Joseph Luns untuk mencari solusi agar Indonesia bisa memberhen-tikkan
Partai Komunisnya dan Persenjataan Militernya dari Rusia. Usul Soekarno yaitu
agar Belanda segera menyerahkan Administrasi Negara Papua Barat kepada
Indonesia sedangkan usul DR. Joseph Luns yaitu Indonesia harus bersedia
memberikan Hak Penentuan Nasib Sendiri kepada Rakyat Pribumi Papua.
Exploitasi
hasil Bumi Papua seperti PT Freeport di Papua mulai pada tahun 1936 dengan
penemuan Ertsberg, atau Gunung Bijih, yang selanjutnya dilanjutkan pada tahun
1960 oleh Ekspedisi Freeport, dipimpin oleh Forbes Wilson & Del Flint. Pada
tahun 1967 dilakukan penandatanganan Kontrak Karya untuk masa 30 tahun, yang
menjadikan PTFI sebagai kontraktor eksklusif tambang Ertsberg diatas wilayah 10
km persegi.
Tanggal
14 April tahun 2011 adalah hari ulang tahun ke-44 penandatanganan tersebut. President
Director & General Manager PTFI Armando Mahler mengatakan, "44
tahun sudah PTFI beroperasi di Bumi. Dalam sejarahnya di Papua PTFI selalu
berkembang, termasuk penemuan Grasberg pada tahun 1988, yang melipatgandakan
cadangan total dan menghasilkan Kontrak Karya baru (1991) dan akuisisi Phelps
Dodge Corporation oleh majority shareholder PTFI Freeport-McMoRan Copper
& Gold, Inc. (FCX) bernilai 26 milyar dolar AS pada bulan March 2007
menjadikan FCX sebagai produser tembaga terbesar di dunia yang tercatat di
bursa saham.
Papua Menuntut Referendum Ulang (Secara Damai)
Mengapa
orang Papua di Papua Barat minta referendum secara damai karena rakyat Papua
ketahui bahwa Solusi bagi Rakyat Papua Barat adalah “Referendum”
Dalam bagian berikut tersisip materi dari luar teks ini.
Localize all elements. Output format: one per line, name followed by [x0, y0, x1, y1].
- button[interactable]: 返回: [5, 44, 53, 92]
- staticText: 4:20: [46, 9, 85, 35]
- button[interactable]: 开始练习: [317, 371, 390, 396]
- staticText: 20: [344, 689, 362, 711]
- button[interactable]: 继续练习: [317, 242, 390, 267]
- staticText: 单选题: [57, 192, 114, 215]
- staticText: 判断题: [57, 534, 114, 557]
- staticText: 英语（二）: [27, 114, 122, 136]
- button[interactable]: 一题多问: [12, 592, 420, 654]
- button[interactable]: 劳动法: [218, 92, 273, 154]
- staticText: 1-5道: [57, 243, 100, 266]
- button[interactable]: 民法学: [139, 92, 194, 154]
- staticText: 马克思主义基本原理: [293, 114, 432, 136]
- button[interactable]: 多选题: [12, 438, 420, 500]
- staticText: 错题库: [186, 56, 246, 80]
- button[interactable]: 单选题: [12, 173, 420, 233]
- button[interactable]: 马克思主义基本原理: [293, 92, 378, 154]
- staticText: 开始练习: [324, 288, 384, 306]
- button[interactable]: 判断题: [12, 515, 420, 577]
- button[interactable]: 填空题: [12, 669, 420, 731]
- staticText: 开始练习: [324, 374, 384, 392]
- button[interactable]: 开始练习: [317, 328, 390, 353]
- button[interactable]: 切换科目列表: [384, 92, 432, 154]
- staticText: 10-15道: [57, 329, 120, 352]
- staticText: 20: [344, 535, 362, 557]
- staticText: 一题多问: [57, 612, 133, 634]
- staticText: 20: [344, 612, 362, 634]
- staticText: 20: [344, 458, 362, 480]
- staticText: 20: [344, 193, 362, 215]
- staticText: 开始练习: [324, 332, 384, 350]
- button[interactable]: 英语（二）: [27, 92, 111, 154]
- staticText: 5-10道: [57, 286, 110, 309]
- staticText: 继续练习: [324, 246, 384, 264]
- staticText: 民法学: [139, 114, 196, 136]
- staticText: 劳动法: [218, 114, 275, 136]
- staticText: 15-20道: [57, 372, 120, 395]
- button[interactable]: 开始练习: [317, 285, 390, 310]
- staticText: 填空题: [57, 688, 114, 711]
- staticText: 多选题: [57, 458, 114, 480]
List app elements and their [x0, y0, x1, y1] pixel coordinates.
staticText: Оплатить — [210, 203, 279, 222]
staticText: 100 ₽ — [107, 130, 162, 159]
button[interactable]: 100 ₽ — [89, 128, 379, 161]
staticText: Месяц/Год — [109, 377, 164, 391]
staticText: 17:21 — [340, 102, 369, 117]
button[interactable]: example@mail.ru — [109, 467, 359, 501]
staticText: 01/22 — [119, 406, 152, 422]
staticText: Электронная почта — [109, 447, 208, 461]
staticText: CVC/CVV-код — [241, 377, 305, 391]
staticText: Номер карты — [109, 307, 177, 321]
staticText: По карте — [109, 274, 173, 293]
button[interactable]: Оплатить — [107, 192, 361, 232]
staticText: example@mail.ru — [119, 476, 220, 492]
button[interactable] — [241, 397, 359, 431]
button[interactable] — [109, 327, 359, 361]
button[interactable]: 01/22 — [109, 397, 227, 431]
menentukan Nasib bagi rakyat Papua Barat “selft Determination”, terkait dengan
adanya Intimidasi dan ketidakadilan yang selama ini terjadi di tanah Papua
Barat atas prilaku kelakuan busuk oleh NKRI.
Karena
kehadiran Militerisme (Tni-Polri) Neokolonialisme (Birokrasi Rezim NKRI), dan
Imprealisme (Perusahan-perusahan asing dengan sogokan kaki tangan NKRI) di
Papua. Kehadiran kerja mereka Papua hanya Membunuh rakyat sipil Merampas
Kekayaan alam dengan penindas rakyat pemilik daratan Pulau Cenderawasih Papua
dengan tindakan-tindakan tidak Manusiawi yang dilakukan ketiga musuh besar
diatas dengan melancarkan tekanan demi tekanan yaitu Intimidasi, terror
Pemerkosaan, Penembakan, penangkapan, dan Pemenjarahan terhadap rakyat tidak
berdosa. Kami diperbudak dan kami minoritas diatas negeri kami sendiri. Dengan
alasan singkat ini maka rakyat Papua sejutuh untuk “Referemdum”, jalan ini
solusi terakhir menuju cita-cita leluhur bangsa Papua barat Runpun
Malanesia.’
Pada
tanggal 15 Agustus 1962 Belanda dan Indonesia menandatangani Perjanjian di
Gedung Perserikatan Bangsa Bangsa (PBB), New York Amerika Serikat mengenai
Proses Peralihan Administrasi Pemerintahan Papua Barat dan Pengaturan mengenai
Proses Referendum tahun 1969. Dalam Perjanjian tersebut, di mana dalam pasal 18
menyetakan bahwa Pemerintah Indonesia akan melaksanakan PEPERA dengan bantuan
dan partisipasi dari utusan PBB dan Stafnya untuk memberikan kepada rakyat yang
ada di Papua Barat kesempatan menjalankan penentuan pendapat secara bebas.
Namun
pelaksanananya tidak sesuai dengan kesepakatan yang disepakati yaitu satu orang
dewasa satu suara berusia di ats 17 tahun mempunyai hak untuk mansalurkan
suaranya atau hak memili tanpa di wakilkan. Namun pada saat itu pelasanannya di
wakilakan hanya 1.025 orang itu pun bukan hanya orang asli papua namun mereka
yang di tunjuk oleh pemerintah, dan mereka adalah orang-orang pro Indonesia.
Sehingga
referendum ulang di papua harus terjadi karena banyak konfilik berkepanyanggan
selama 51 tahun sejak 60 sampai saat ini banyak korban.